Bu dünya
senin dünyan. Ve bu hayat senin hayatın. Önce çöz zincirlerini, bağladığın
kendini... Sonra koş özgürce çimlerde. Ayakların yere değsin önce. Çimen ve
toprak kokusu çalınsın burnuna. Ve bir ağaç gibi kök sal bu hayata. Kendini
özgürce hayatın içine bırak. Ama kök saldığım toprağı da anla...
Bir ağaç
gibi sabırlı olmayı öğren. Aynı noktada yıllarca sessizce kalır çünkü onlar.
Toprağa saldıkları kökleri ve gökyüzüne uzanan dallarıyla dimdik dengededir
her zaman ağaçlar. Dallarında kuşları misafir eder, mevsimler geçirir, direnmezler
hiçbir şeye; çünkü bilirler ki bir gün elbet bahar gelir. Dimdik duran sabırlı
bir savaşçıdırlar ama aynı zamanda da her doğa koşuluna teslim olur ağaçlar. O
teslimiyette, sadece sürece odaklıdırlar. Yoldan geçene, dallarındaki göçmen
kuşlara, gövdelerini gıdıklayan karıncaya, kara kışlara, rüzgâra, güneşe ve
aya...
Ve sen de
ağaç gibi ol şimdi. Dimdik... Köklerini sal hayata. Gövdenden yukarılara
uzanmaya çalışan kollarını hisset. Hayallerine ve güneşe doğru uzan hadi.

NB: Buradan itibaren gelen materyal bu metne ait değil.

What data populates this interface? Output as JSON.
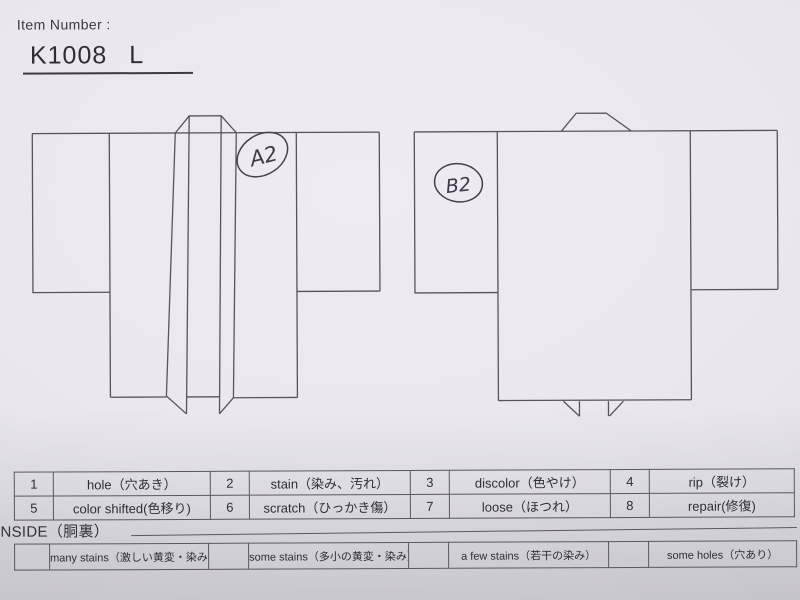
{
  "header": {
    "label": "Item Number :",
    "item_code": "K1008",
    "item_size": "L"
  },
  "annotations": {
    "front_mark": "A2",
    "back_mark": "B2"
  },
  "defect_table": {
    "items": [
      {
        "num": "1",
        "label": "hole（穴あき）"
      },
      {
        "num": "2",
        "label": "stain（染み、汚れ）"
      },
      {
        "num": "3",
        "label": "discolor（色やけ）"
      },
      {
        "num": "4",
        "label": "rip（裂け）"
      },
      {
        "num": "5",
        "label": "color shifted(色移り)"
      },
      {
        "num": "6",
        "label": "scratch（ひっかき傷）"
      },
      {
        "num": "7",
        "label": "loose（ほつれ）"
      },
      {
        "num": "8",
        "label": "repair(修復)"
      }
    ]
  },
  "inside_section": {
    "title": "INSIDE（胴裏）",
    "options": [
      {
        "label": "many stains（激しい黄変・染み）"
      },
      {
        "label": "some stains（多小の黄変・染み）"
      },
      {
        "label": "a few stains（若干の染み）"
      },
      {
        "label": "some holes（穴あり）"
      }
    ]
  },
  "colors": {
    "paper": "#e9e7ed",
    "diagram_line": "#56535f",
    "print_ink": "#2f2d36",
    "handwriting_ink": "#3f3b47"
  }
}
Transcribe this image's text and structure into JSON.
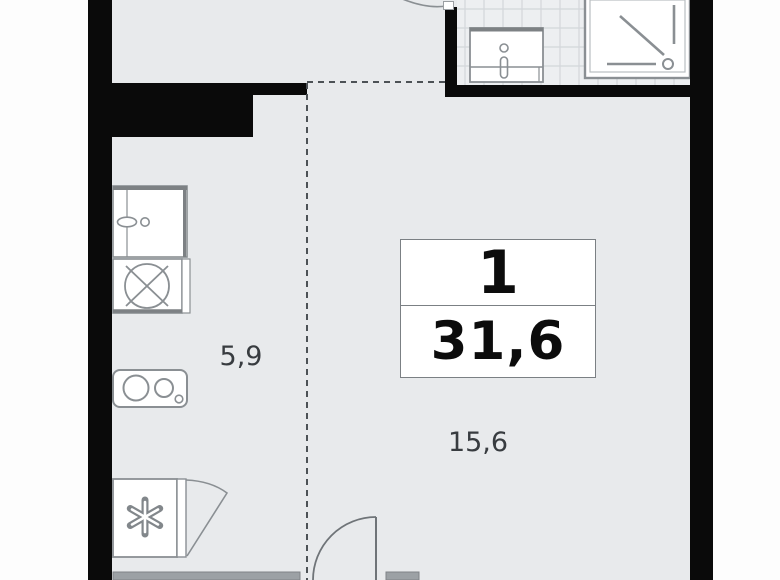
{
  "floor_plan": {
    "unit_label": {
      "rooms_count": "1",
      "total_area": "31,6"
    },
    "room_areas": {
      "kitchen": "5,9",
      "living_room": "15,6"
    },
    "fixtures": {
      "bathroom": [
        "bathroom-sink",
        "shower-cabin",
        "bathroom-door-arc"
      ],
      "kitchen": [
        "washing-machine",
        "kitchen-sink-cross",
        "stove-two-burners",
        "refrigerator",
        "closet-door"
      ],
      "room": [
        "entry-door-arc",
        "window-sill"
      ]
    },
    "colors": {
      "floor": "#e8eaec",
      "bathroom_tile": "#edeff1",
      "tile_line": "#d3d7da",
      "wall": "#0a0a0a",
      "fixture_outline": "#8a8f93",
      "dashed_line": "#4d5256",
      "sill": "#9ca1a5",
      "area_text": "#383c40",
      "bold_text": "#0c0c0c"
    }
  }
}
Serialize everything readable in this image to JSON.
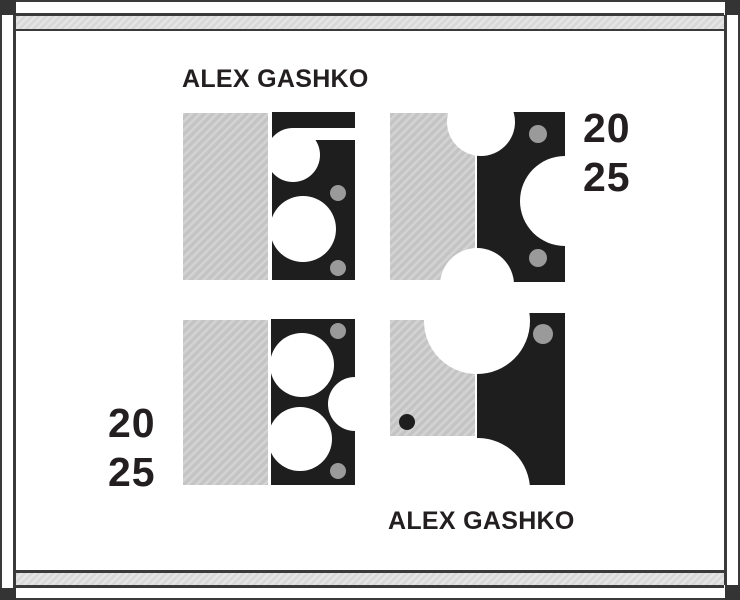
{
  "poster": {
    "artist_top": "ALEX GASHKO",
    "artist_bottom": "ALEX GASHKO",
    "year_top_right": {
      "line1": "20",
      "line2": "25"
    },
    "year_bottom_left": {
      "line1": "20",
      "line2": "25"
    }
  },
  "colors": {
    "background": "#ffffff",
    "plate_black": "#1e1e1e",
    "hatch_gray_base": "#c4c4c4",
    "hatch_gray_line": "#d3d3d3",
    "rivet_dot_gray": "#9a9a9a",
    "frame_dark": "#3a3a3a",
    "frame_band_gray": "#d9d9d9",
    "text": "#231f20"
  },
  "figures": [
    {
      "id": "figure-top-left",
      "description": "hatched gray block beside black plate with keyhole slot and large circle cutout, two gray rivet dots"
    },
    {
      "id": "figure-top-right",
      "description": "hatched gray block and black plate with semicircular notches top, bottom and right, two gray rivet dots"
    },
    {
      "id": "figure-bottom-left",
      "description": "hatched gray block beside black plate with two large circle cutouts and right edge notch, two gray rivet dots"
    },
    {
      "id": "figure-bottom-right",
      "description": "hatched gray block with black dot beside black plate scooped top-left and bottom-left, one gray rivet dot"
    }
  ]
}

Besle sen de kendini, köklerinden aldığın güç ile gökyüzüne... Sonsuzluğa
uzanırcasına gerin... Gökyüzü bak açmış kollarını, seni kucaklıyor. Güneşi
selamlamayı da unutma. O büyüten, yaşatan, ısıtan ve var edeni. Bak, hem güneş
de çok seviyor seni! Denizlere koş sonra, bir tek kıyısından anlayabildiğimiz
denizlere... Ayağını korkmadan suya değdir. Önce soğuk gelir su, titretir
seni; sonra ısıtır, ona teslim olduğunda savaş bitmiştir çünkü. Haydi, şimdi
suya bırak kendini. Suya uzan. Altında maviden bir çarşaf, bulutları yorgan,
dalgaları da ninni say.
Anla suyu,
dinle sana anlattığını. Konuşma, sadece dinle. Bazen uysallığını anlatır o
sana, bazen hayatındaki dalgalanışları, koyu karanlıklarını, fırtınaları,
aşkı, kavuşmayı ve mavi umutları. Her damlasıyla hareket eder o, dalgalarıyla
tutunmaz asla kumsala. Vursa da bazen öfkeyle kıyılara, mutlaka okşar
sularıyla kıyıların ruhunu da. Her taşın altından üstünden geçerek özrünü
diler, çekilir köşesine, her kum tanesini de sevgiyle okşar damla damla. Bazen
zordur deniz, bazen zorlar insanı ama mutlaka vardır her denizin sakin bir
limanı ve bilir misin ki gözyaşlarımıza benzer aynı tadı.
Keşfet
denizi, kulaç at sonra. Her kulaç ile önünden geçen su, arkanda birleşir nasıl
olsa. Deniz bütündür hayat gibi, asla bölünmez parçalara. Kulaçlar yol olur,
ilerlemende rüzgâr yardım eder sana. Korkma! Bir denizanası geçer altından, bir
balık minik minik ısırır belki seni ve belki ileride çok daha büyükleri olsa
da denizin altında. Sen yüzmeye devam et. Deniz seni korur, gözetir ve
hatırlatır sana, hayatının ilk evresini anne karnında...
Sonra
nefesini tut. Biraz derine dal. Her güzelliğin karşısında tuttuğun gibi hani
nefesini... Balık ol, yunus ol, dön kendi etrafında. Kum çıkar derinlerinden.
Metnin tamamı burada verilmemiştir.